The speech is offensive, yes—especially in opening with reference to “perverts, who seek to target our children and destroy their lives.”

And it’s insensitive, coming in the wake of a wave of gay teen suicides and a brutal hate crime against at least three gay men in The Bronx.

And it’s pandering, clearly designed to play to Paladino’s ultra right-wing audience at the event. The speech appears to have been written largely by Paladino’s Orthodox hosts, and he seemed uncomfortable delivering parts of it. At the last minute, he eliminated the line “There is nothing to be proud of in being a dysfunctional homosexual,” which appeared in the distributed written version. One of those hosts, Yehuda Levin, has since denounced Paladino for what he perceived as the latter’s backpedaling on the statement. [http://www.nytimes.com/2010/10/14/nyregion/14paladino.html?_r=1&src=ISMR_AP_LO_MST_FB]

But the biggest problem with Paladino’s speech—and the one that is likely to cost him the most votes—is the way in which it appears thoroughly out of touch with reality. Specifically, the reality of gay and lesbian lives.

And that’s why the word that jumped out most at me was not “perverts,” or “brainwashed.” It was “successful”—as in his claim that children will be “much more successful getting [heterosexually] married and raising a family” and his denial that homosexuality “is an equally valid or successful option.”

Paladino delivered his speech on the eve of National Coming Out Day, when LGBT people across the country witness to the reality of their lives, and amidst Dan Savage’s brilliant “It Gets Better” Campaign, which powerfully chronicles the lives of successful gay adults.
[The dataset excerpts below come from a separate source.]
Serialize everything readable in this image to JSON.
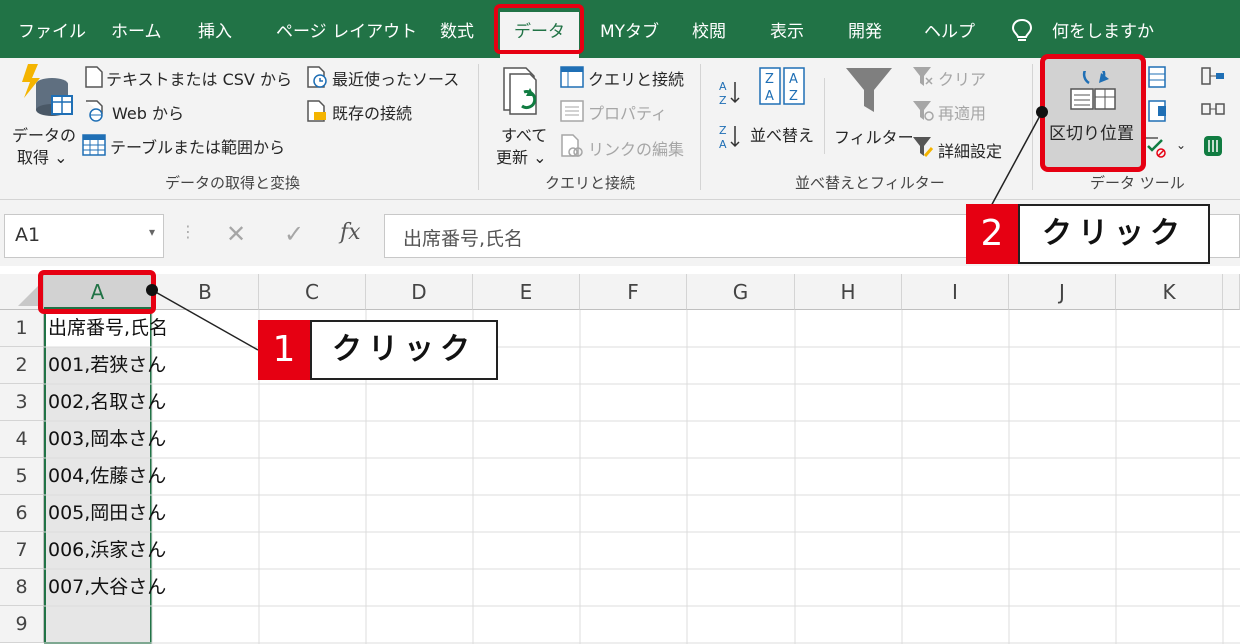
{
  "tabs": [
    "ファイル",
    "ホーム",
    "挿入",
    "ページ レイアウト",
    "数式",
    "データ",
    "MYタブ",
    "校閲",
    "表示",
    "開発",
    "ヘルプ"
  ],
  "tell_me": "何をしますか",
  "ribbon": {
    "get_data": {
      "line1": "データの",
      "line2": "取得 ⌄"
    },
    "from_text_csv": "テキストまたは CSV から",
    "from_web": "Web から",
    "from_table": "テーブルまたは範囲から",
    "recent_sources": "最近使ったソース",
    "existing_connections": "既存の接続",
    "group_get_transform": "データの取得と変換",
    "refresh_all": {
      "line1": "すべて",
      "line2": "更新 ⌄"
    },
    "queries_connections": "クエリと接続",
    "properties": "プロパティ",
    "edit_links": "リンクの編集",
    "group_queries": "クエリと接続",
    "sort": "並べ替え",
    "filter": "フィルター",
    "clear": "クリア",
    "reapply": "再適用",
    "advanced": "詳細設定",
    "group_sort_filter": "並べ替えとフィルター",
    "text_to_columns": "区切り位置",
    "group_data_tools": "データ ツール"
  },
  "formula_bar": {
    "name_box": "A1",
    "fx": "fx",
    "content": "出席番号,氏名"
  },
  "columns": [
    "A",
    "B",
    "C",
    "D",
    "E",
    "F",
    "G",
    "H",
    "I",
    "J",
    "K"
  ],
  "rows": [
    "1",
    "2",
    "3",
    "4",
    "5",
    "6",
    "7",
    "8",
    "9"
  ],
  "cells": [
    "出席番号,氏名",
    "001,若狭さん",
    "002,名取さん",
    "003,岡本さん",
    "004,佐藤さん",
    "005,岡田さん",
    "006,浜家さん",
    "007,大谷さん",
    ""
  ],
  "callouts": [
    {
      "number": "1",
      "label": "クリック"
    },
    {
      "number": "2",
      "label": "クリック"
    }
  ],
  "colors": {
    "excel_green": "#217346",
    "highlight_red": "#e60012",
    "selected_col": "#d2d2d2"
  }
}
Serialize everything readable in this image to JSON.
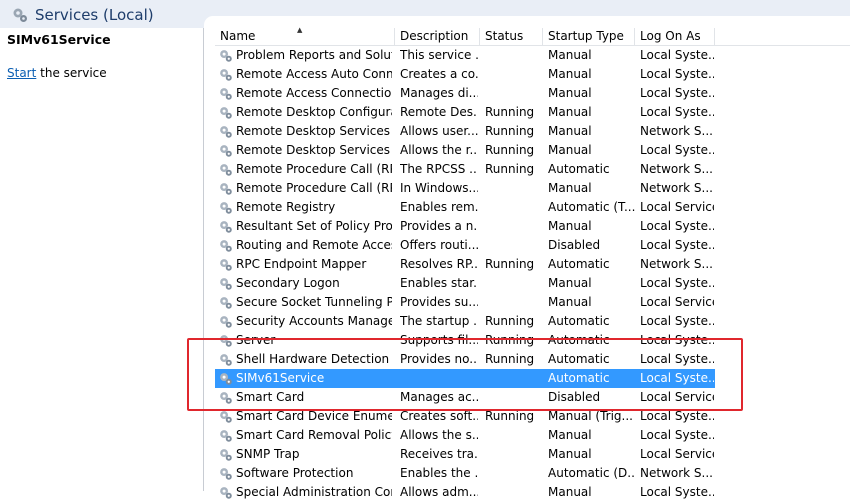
{
  "window": {
    "title": "Services (Local)"
  },
  "left_pane": {
    "service_name": "SIMv61Service",
    "action_link": "Start",
    "action_rest": " the service"
  },
  "columns": [
    "Name",
    "Description",
    "Status",
    "Startup Type",
    "Log On As"
  ],
  "rows": [
    {
      "name": "Problem Reports and Soluti...",
      "description": "This service ...",
      "status": "",
      "startup": "Manual",
      "logon": "Local Syste..."
    },
    {
      "name": "Remote Access Auto Conne...",
      "description": "Creates a co...",
      "status": "",
      "startup": "Manual",
      "logon": "Local Syste..."
    },
    {
      "name": "Remote Access Connection...",
      "description": "Manages di...",
      "status": "",
      "startup": "Manual",
      "logon": "Local Syste..."
    },
    {
      "name": "Remote Desktop Configurat...",
      "description": "Remote Des...",
      "status": "Running",
      "startup": "Manual",
      "logon": "Local Syste..."
    },
    {
      "name": "Remote Desktop Services",
      "description": "Allows user...",
      "status": "Running",
      "startup": "Manual",
      "logon": "Network S..."
    },
    {
      "name": "Remote Desktop Services U...",
      "description": "Allows the r...",
      "status": "Running",
      "startup": "Manual",
      "logon": "Local Syste..."
    },
    {
      "name": "Remote Procedure Call (RPC)",
      "description": "The RPCSS ...",
      "status": "Running",
      "startup": "Automatic",
      "logon": "Network S..."
    },
    {
      "name": "Remote Procedure Call (RP...",
      "description": "In Windows...",
      "status": "",
      "startup": "Manual",
      "logon": "Network S..."
    },
    {
      "name": "Remote Registry",
      "description": "Enables rem...",
      "status": "",
      "startup": "Automatic (T...",
      "logon": "Local Service"
    },
    {
      "name": "Resultant Set of Policy Provi...",
      "description": "Provides a n...",
      "status": "",
      "startup": "Manual",
      "logon": "Local Syste..."
    },
    {
      "name": "Routing and Remote Access",
      "description": "Offers routi...",
      "status": "",
      "startup": "Disabled",
      "logon": "Local Syste..."
    },
    {
      "name": "RPC Endpoint Mapper",
      "description": "Resolves RP...",
      "status": "Running",
      "startup": "Automatic",
      "logon": "Network S..."
    },
    {
      "name": "Secondary Logon",
      "description": "Enables star...",
      "status": "",
      "startup": "Manual",
      "logon": "Local Syste..."
    },
    {
      "name": "Secure Socket Tunneling Pr...",
      "description": "Provides su...",
      "status": "",
      "startup": "Manual",
      "logon": "Local Service"
    },
    {
      "name": "Security Accounts Manager",
      "description": "The startup ...",
      "status": "Running",
      "startup": "Automatic",
      "logon": "Local Syste..."
    },
    {
      "name": "Server",
      "description": "Supports fil...",
      "status": "Running",
      "startup": "Automatic",
      "logon": "Local Syste..."
    },
    {
      "name": "Shell Hardware Detection",
      "description": "Provides no...",
      "status": "Running",
      "startup": "Automatic",
      "logon": "Local Syste..."
    },
    {
      "name": "SIMv61Service",
      "description": "",
      "status": "",
      "startup": "Automatic",
      "logon": "Local Syste...",
      "selected": true
    },
    {
      "name": "Smart Card",
      "description": "Manages ac...",
      "status": "",
      "startup": "Disabled",
      "logon": "Local Service"
    },
    {
      "name": "Smart Card Device Enumera...",
      "description": "Creates soft...",
      "status": "Running",
      "startup": "Manual (Trig...",
      "logon": "Local Syste..."
    },
    {
      "name": "Smart Card Removal Policy",
      "description": "Allows the s...",
      "status": "",
      "startup": "Manual",
      "logon": "Local Syste..."
    },
    {
      "name": "SNMP Trap",
      "description": "Receives tra...",
      "status": "",
      "startup": "Manual",
      "logon": "Local Service"
    },
    {
      "name": "Software Protection",
      "description": "Enables the ...",
      "status": "",
      "startup": "Automatic (D...",
      "logon": "Network S..."
    },
    {
      "name": "Special Administration Con...",
      "description": "Allows adm...",
      "status": "",
      "startup": "Manual",
      "logon": "Local Syste..."
    }
  ],
  "colors": {
    "selection": "#3399ff",
    "highlight": "#e0272d",
    "link": "#0b5fb3",
    "title": "#1e3d6b"
  },
  "icons": {
    "title": "services-gear-icon",
    "row": "service-gear-icon"
  }
}
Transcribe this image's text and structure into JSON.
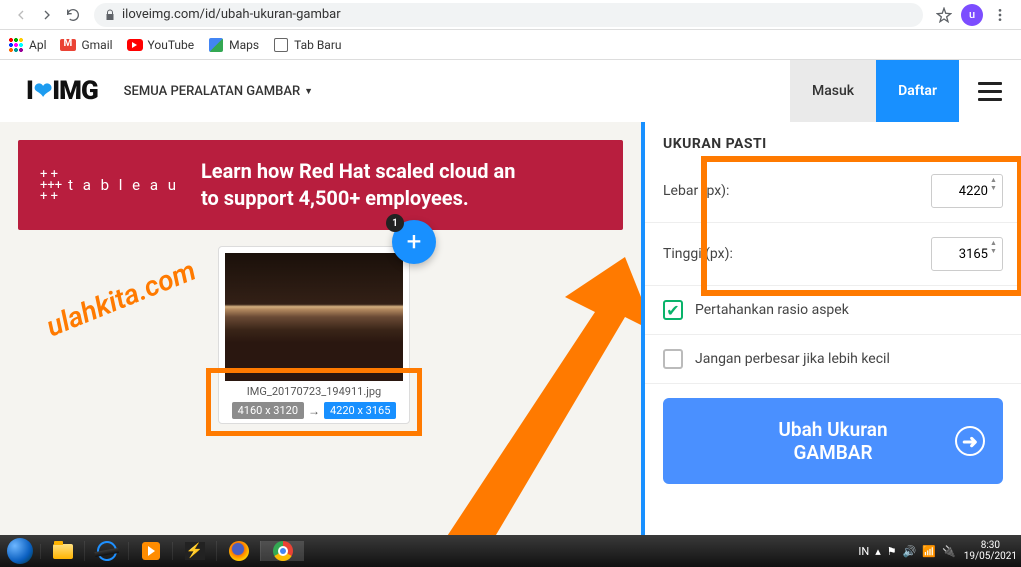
{
  "browser": {
    "url": "iloveimg.com/id/ubah-ukuran-gambar",
    "avatar_letter": "u"
  },
  "bookmarks": {
    "apps": "Apl",
    "gmail": "Gmail",
    "youtube": "YouTube",
    "maps": "Maps",
    "newtab": "Tab Baru"
  },
  "header": {
    "logo_pre": "I",
    "logo_post": "IMG",
    "tools": "SEMUA PERALATAN GAMBAR",
    "login": "Masuk",
    "signup": "Daftar"
  },
  "ad": {
    "brand": "t a b l e a u",
    "line": "Learn how Red Hat scaled cloud an\nto support 4,500+ employees."
  },
  "file": {
    "name": "IMG_20170723_194911.jpg",
    "size_original": "4160 x 3120",
    "size_new": "4220 x 3165",
    "added_count": "1"
  },
  "watermark": "ulahkita.com",
  "panel": {
    "title": "UKURAN PASTI",
    "width_label": "Lebar (px):",
    "width_value": "4220",
    "height_label": "Tinggi (px):",
    "height_value": "3165",
    "keep_ratio": "Pertahankan rasio aspek",
    "no_enlarge": "Jangan perbesar jika lebih kecil",
    "cta_line1": "Ubah Ukuran",
    "cta_line2": "GAMBAR"
  },
  "taskbar": {
    "lang": "IN",
    "time": "8:30",
    "date": "19/05/2021"
  }
}
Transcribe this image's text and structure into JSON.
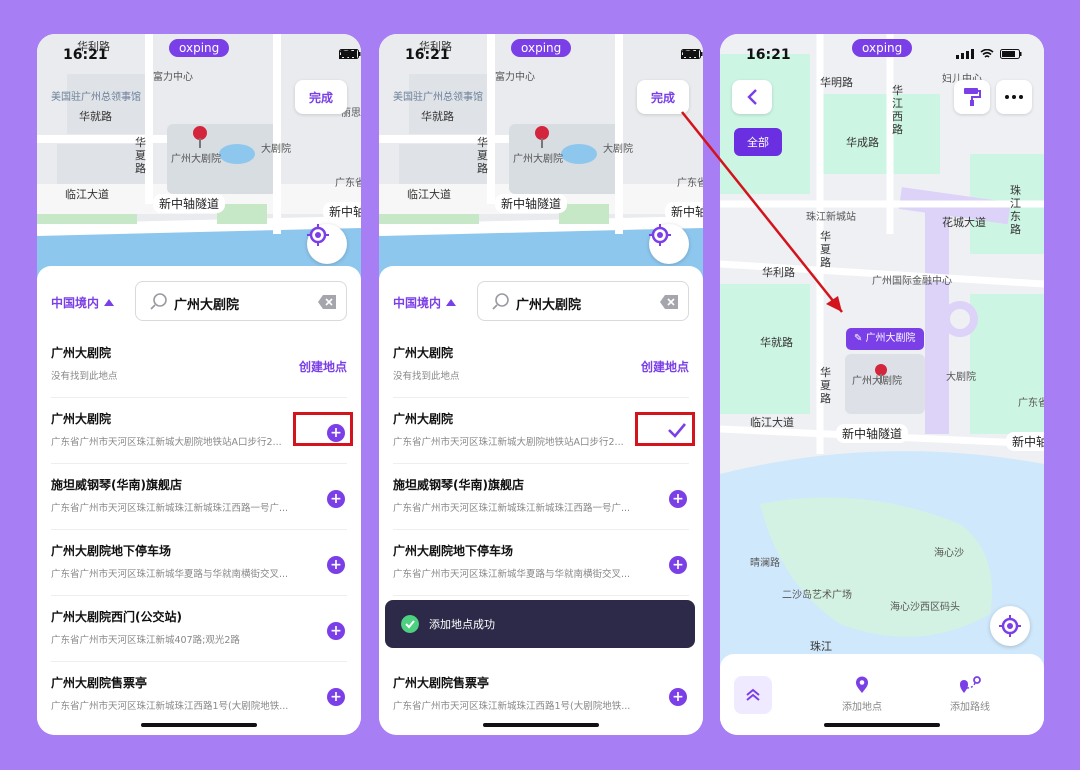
{
  "colors": {
    "accent": "#7a3fe6",
    "background": "#a87ef5",
    "highlight": "#d3141c",
    "success": "#4ed081"
  },
  "status": {
    "time": "16:21",
    "brand": "oxping"
  },
  "map": {
    "labels": [
      "华利路",
      "富力中心",
      "美国驻广州总领事馆",
      "华就路",
      "华夏路",
      "广州大剧院",
      "大剧院",
      "临江大道",
      "新中轴隧道",
      "新中轴",
      "广东省",
      "广东省",
      "丽思",
      "广州国际金融中心"
    ]
  },
  "screen1": {
    "done_label": "完成",
    "region_label": "中国境内",
    "search_value": "广州大剧院",
    "create_label": "创建地点",
    "results": [
      {
        "title": "广州大剧院",
        "subtitle": "没有找到此地点"
      },
      {
        "title": "广州大剧院",
        "subtitle": "广东省广州市天河区珠江新城大剧院地铁站A口步行2..."
      },
      {
        "title": "施坦威钢琴(华南)旗舰店",
        "subtitle": "广东省广州市天河区珠江新城珠江新城珠江西路一号广..."
      },
      {
        "title": "广州大剧院地下停车场",
        "subtitle": "广东省广州市天河区珠江新城华夏路与华就南横街交叉..."
      },
      {
        "title": "广州大剧院西门(公交站)",
        "subtitle": "广东省广州市天河区珠江新城407路;观光2路"
      },
      {
        "title": "广州大剧院售票亭",
        "subtitle": "广东省广州市天河区珠江新城珠江西路1号(大剧院地铁..."
      }
    ]
  },
  "screen2": {
    "toast": "添加地点成功",
    "toast_under": "广州大剧院西门(公交站)"
  },
  "screen3": {
    "all_label": "全部",
    "tag_label": "广州大剧院",
    "add_place": "添加地点",
    "add_route": "添加路线",
    "labels": [
      "妇儿中心",
      "华明路",
      "华江西路",
      "华成路",
      "珠江新城站",
      "华夏路",
      "花城大道",
      "珠江东路",
      "花",
      "华利路",
      "华就路",
      "广州国际金融中心",
      "广州大剧院",
      "大剧院",
      "华夏路",
      "临江大道",
      "新中轴隧道",
      "新中轴",
      "广东省",
      "广东省",
      "海心沙",
      "晴澜路",
      "二沙岛艺术广场",
      "海心沙西区码头",
      "珠江"
    ]
  }
}
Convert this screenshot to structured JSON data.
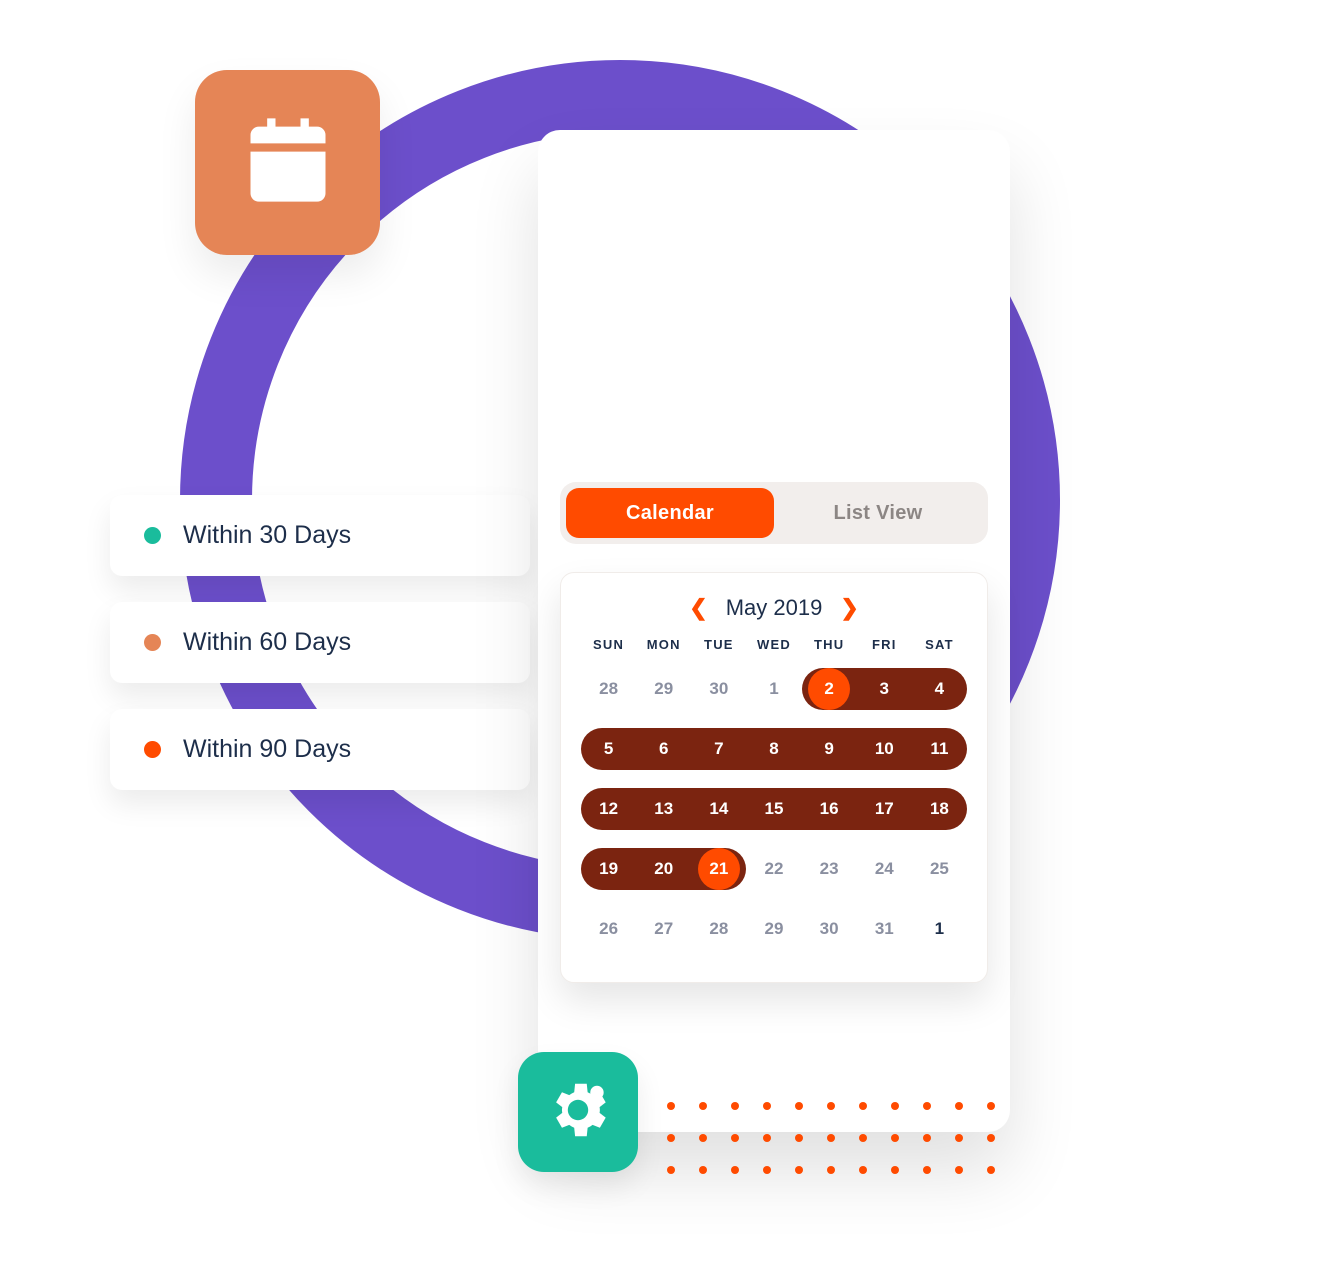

Paladino has a gay nephew. In follow-up interviews, asked whether being gay is a choice, Paladino responded , “I have difficulty with that….My nephew tells me he didn’t have that choice.” He added that being gay is “a very, very difficult life. Most of them don’t choose it. … The discrimination that they suffer is very, very difficult and I’m totally sensitive to it.”

No, Carl, you’re not.

Anyone sensitive to the reality of gay and lesbian lives would understand that there are gay people in the world; that such people flourish in same-sex relationships, not heterosexual ones; that pressuring them to marry heterosexually is a recipe for the very opposite of success; and that the obstacles to their success are not intrinsic to homosexuality but rather the function of misguided opposition.

Opposition just like that expressed in that offensive, insensitive, pandering, ignorant, and morally tone-deaf speech.

Paladino has since apologized for the speech—sort of—standing by its content but regretting his “poorly chosen words.” [http://www.nytimes.com/2010/10/13/nyregion/13paladino.html]

He has also complained that media reaction to his speech has been unfair. But please, don’t misquote me as wanting to hurt Paladino in any way; that would be a dastardly lie. I just think his children, and your children, will be much better off, and much more successful, if we base our politics on the reality of people’s lives rather than on myths about them. And I don’t want anyone to be brainwashed into thinking that gay-baiting is an equally valid or successful option. It isn’t.